86 remains of Holocaust Jews used in Nazi human experiments were discovered in a forensic medicine institute in Strasbourg in eastern France recently.
These 86 remains were of Jews who were sent to the gas chambers during the Holocaust. Accordingly, the bodies were then brought from the German concentration camps to Strasbourg for Nazi human experiments conducted by August Hirt, a member of the Nazi party and an anatomy professor.
At the time of the discovery, some of the 86 remains were intact while the others burnt and dismembered.
Initially, it was believed that the bodies of the Holocaust Jews used for Nazi human experiments in the said city had been buried in a common grave way back in 1946 following its liberation two years earlier.
It was historian Raphael Toledano who discovered that there were still remaining Holocaust Jews’ remains used for the countless Nazi human experiments in the institute seven decades after the second global conflict.
The historian – along with the institute’s director, Jean-Sebastien Raul – identified the discovered remains including a “jar of skin fragments” taken from a gas chamber victim.
Reports went on to say that there were also test tubes which contained intestines and stomach found.
These remains were said to have been preserved by Camille Simonin, a forensic professor working in the institution, for the investigation of the war crimes of SS Captain August Hirt.
As a matter of fact, it was Simonin’s letter, dated 1952, that gave Toledano the idea about the location of the remains used for the Nazi human experiments during the war.
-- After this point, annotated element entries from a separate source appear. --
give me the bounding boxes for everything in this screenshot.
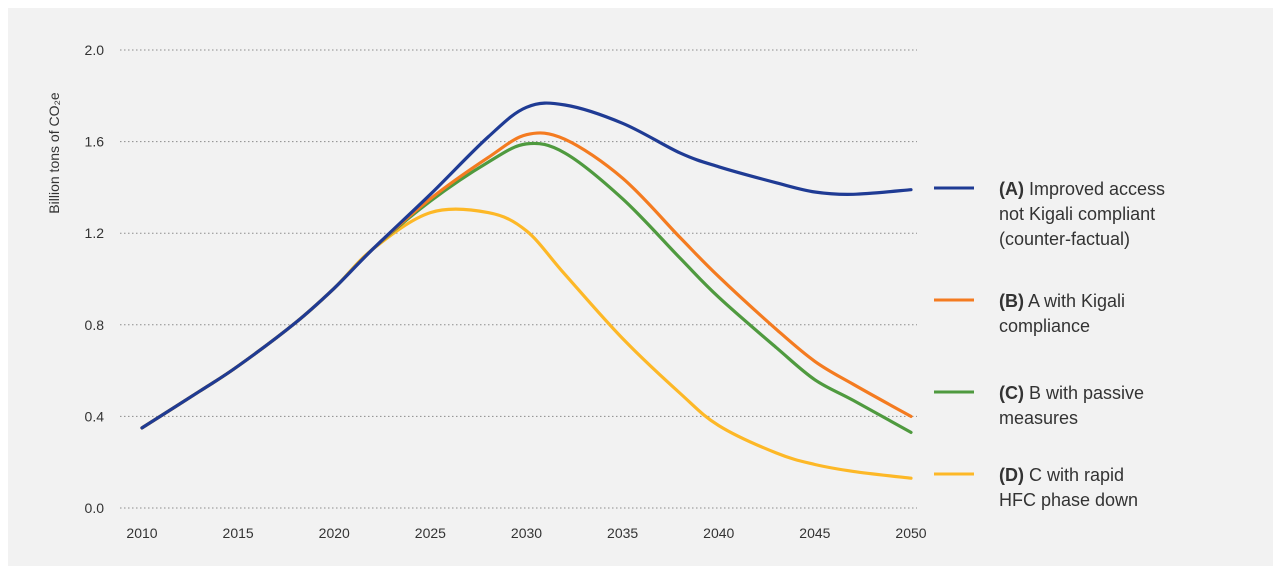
legend-label: (A) Improved access bbox=[999, 179, 1165, 199]
legend-label: compliance bbox=[999, 316, 1090, 336]
legend-item-a: (A) Improved access not Kigali compliant (… bbox=[934, 179, 1165, 249]
x-tick-label: 2025 bbox=[415, 525, 446, 541]
y-tick-label: 1.6 bbox=[85, 134, 105, 150]
legend-item-d: (D) C with rapid HFC phase down bbox=[934, 465, 1138, 510]
legend-label: (counter-factual) bbox=[999, 229, 1130, 249]
legend-key: (A) bbox=[999, 179, 1024, 199]
series-lines bbox=[140, 101, 913, 480]
legend-key: (B) bbox=[999, 291, 1024, 311]
y-tick-label: 2.0 bbox=[85, 42, 105, 58]
legend-item-b: (B) A with Kigali compliance bbox=[934, 291, 1125, 336]
legend-key: (C) bbox=[999, 383, 1024, 403]
x-tick-label: 2045 bbox=[799, 525, 830, 541]
x-tick-label: 2040 bbox=[703, 525, 734, 541]
x-tick-labels: 2010 2015 2020 2025 2030 2035 2040 2045 2050 bbox=[126, 525, 926, 541]
x-tick-label: 2020 bbox=[319, 525, 350, 541]
legend-item-c: (C) B with passive measures bbox=[934, 383, 1144, 428]
y-axis-title: Billion tons of CO₂e bbox=[46, 92, 62, 214]
x-tick-label: 2030 bbox=[511, 525, 542, 541]
legend-label: not Kigali compliant bbox=[999, 204, 1155, 224]
legend-label: (B) A with Kigali bbox=[999, 291, 1125, 311]
legend: (A) Improved access not Kigali compliant (… bbox=[934, 179, 1165, 510]
y-tick-label: 1.2 bbox=[85, 225, 105, 241]
series-line-b bbox=[140, 131, 913, 430]
legend-label: measures bbox=[999, 408, 1078, 428]
y-tick-label: 0.4 bbox=[85, 408, 105, 424]
x-tick-label: 2015 bbox=[223, 525, 254, 541]
y-tick-label: 0.0 bbox=[85, 500, 105, 516]
series-line-d bbox=[140, 207, 913, 480]
x-tick-label: 2035 bbox=[607, 525, 638, 541]
legend-key: (D) bbox=[999, 465, 1024, 485]
x-tick-label: 2050 bbox=[895, 525, 926, 541]
legend-label: (D) C with rapid bbox=[999, 465, 1124, 485]
y-tick-label: 0.8 bbox=[85, 317, 105, 333]
gridlines bbox=[120, 49, 917, 509]
line-chart: 0.00.40.81.21.62.0 2010 2015 2020 2025 2030 2… bbox=[46, 42, 1165, 541]
legend-label: (C) B with passive bbox=[999, 383, 1144, 403]
chart-panel: 0.0 0.4 0.8 1.2 1.6 2.0 2010 2015 2020 2025 2030 2… bbox=[8, 8, 1273, 566]
legend-label: HFC phase down bbox=[999, 490, 1138, 510]
x-tick-label: 2010 bbox=[126, 525, 157, 541]
y-tick-labels: 0.0 0.4 0.8 1.2 1.6 2.0 bbox=[85, 42, 105, 516]
series-line-a bbox=[140, 101, 913, 430]
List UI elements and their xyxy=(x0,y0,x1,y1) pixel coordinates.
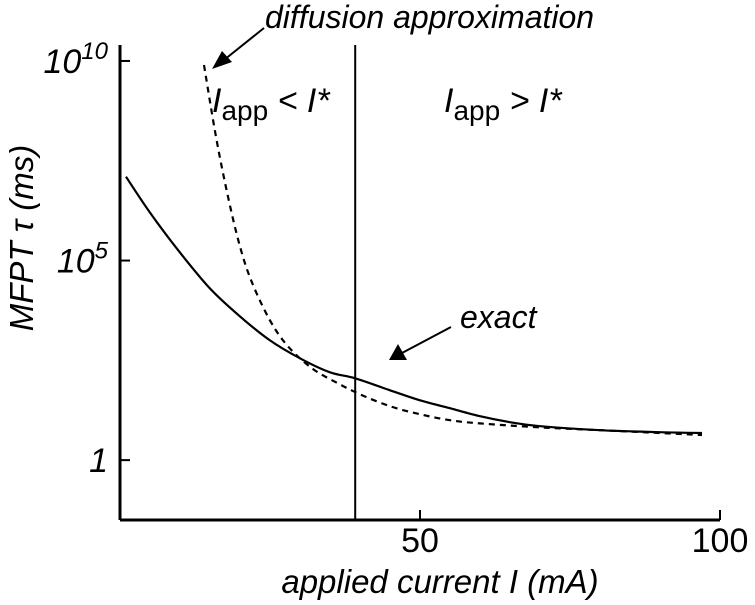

The letter mentioned about “jars containing samples taken in the course of judicial autopsies carried out on the Jewish victims of the Struthof gas chamber”.
Additionally, a statement regarding the discovery of the remains used for Nazi human experiments said that the labels on each piece indicated to the register 107969. This number matched a number tattoo given to a certain Menanchem Taffel, an Auschwitz Camp inmate and one of the 86 victims.
As of now, the local authorities of the French city are planning to return the discovered remains to the city’s Jewish community to be buried at the Cronenbourg cemetery.
Anatomy professor August Hirt was an SS captain. During the Second World War, he served as a chairman at the Reich University in Strasbourg. It was this time when he, along with other Nazi experimenters, collected human remains from the Auschwitz Camp to be used in Nazi human experiments as well as in preparation for an anthropology exhibit in the university.
Hirt committed suicide before he could be tried for war crimes in 1945.